Offshore Oil Rigs
October 12, 2010 by staff
Offshore Oil Rigs, If the stock market inches higher, bargain hunting gets a little bit harder. But offshore drillers, along with related exchange traded funds (ETFs) are trading on spot price-to-earnings ratios after investors dumped shares in what appeared to be guilt by association with the BP-Gulf oil fiasco.
Offshore oil rigs drilling unit companies that rent to energy companies to trade as low as 7-1011 times estimated 2007 earnings and 6-to-7 times 2008 Returns, reports Andrew Bary for Barron’s. Wall Street has kept oil driller low ratings because of concerns related to an increase in new plant operations to come. [Oil Services ETFs: underrated?]
However, oil bulls believe that the current boom in the oil industry to continue in the coming decade as high oil and gas prices create greater demand for offshore production. Transocean (NYSE: RIG) CEO Bob Long recently stated that they “… comfortable that the price to $ 40 per barrel and maybe even $ 35 would have little or no impact on the deepwater market.” [Oil and Gas ETFs Feeling the push-pull.]

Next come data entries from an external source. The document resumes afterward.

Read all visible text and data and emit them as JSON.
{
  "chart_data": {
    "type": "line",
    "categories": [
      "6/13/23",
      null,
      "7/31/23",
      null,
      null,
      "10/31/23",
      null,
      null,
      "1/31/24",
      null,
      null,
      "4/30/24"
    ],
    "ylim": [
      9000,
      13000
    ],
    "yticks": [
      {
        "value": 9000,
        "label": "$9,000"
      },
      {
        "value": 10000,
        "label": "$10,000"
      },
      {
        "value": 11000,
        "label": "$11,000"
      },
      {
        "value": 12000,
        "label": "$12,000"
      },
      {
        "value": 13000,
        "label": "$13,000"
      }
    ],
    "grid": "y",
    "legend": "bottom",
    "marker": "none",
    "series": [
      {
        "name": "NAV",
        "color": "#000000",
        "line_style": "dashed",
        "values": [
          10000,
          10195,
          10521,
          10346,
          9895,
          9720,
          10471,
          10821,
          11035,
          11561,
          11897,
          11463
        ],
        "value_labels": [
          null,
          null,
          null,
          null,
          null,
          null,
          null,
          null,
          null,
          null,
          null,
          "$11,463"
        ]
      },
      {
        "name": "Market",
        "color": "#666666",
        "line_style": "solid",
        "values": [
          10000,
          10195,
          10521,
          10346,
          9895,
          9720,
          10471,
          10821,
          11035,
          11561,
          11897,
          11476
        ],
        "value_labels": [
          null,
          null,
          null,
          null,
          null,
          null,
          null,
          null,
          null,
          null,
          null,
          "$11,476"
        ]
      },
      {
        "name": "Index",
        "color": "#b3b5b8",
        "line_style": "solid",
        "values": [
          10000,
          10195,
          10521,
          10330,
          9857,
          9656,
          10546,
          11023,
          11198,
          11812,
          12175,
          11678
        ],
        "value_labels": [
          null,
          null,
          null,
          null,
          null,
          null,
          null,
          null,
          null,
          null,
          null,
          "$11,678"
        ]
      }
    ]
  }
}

More recently, some drilling contractors, purchasing shares in an attempt to assess the value of their stocks to increase. But buybacks do not have much of a difference for most files remain slip in the past year. Other drillers have implemented better dividends, but that has not helped much valuations.
Other companies, like Rosetta Resources (NASDAQ: Rose), their exploratory oil and gas development on land to expand, writes David Fessler for InvestmentU. Rosetta was able to decrease the number of its activities in lean times to save money to reinvest in promising areas, which are now cheap. In addition, the company has its “old wells” which is still a steady stream of revenue.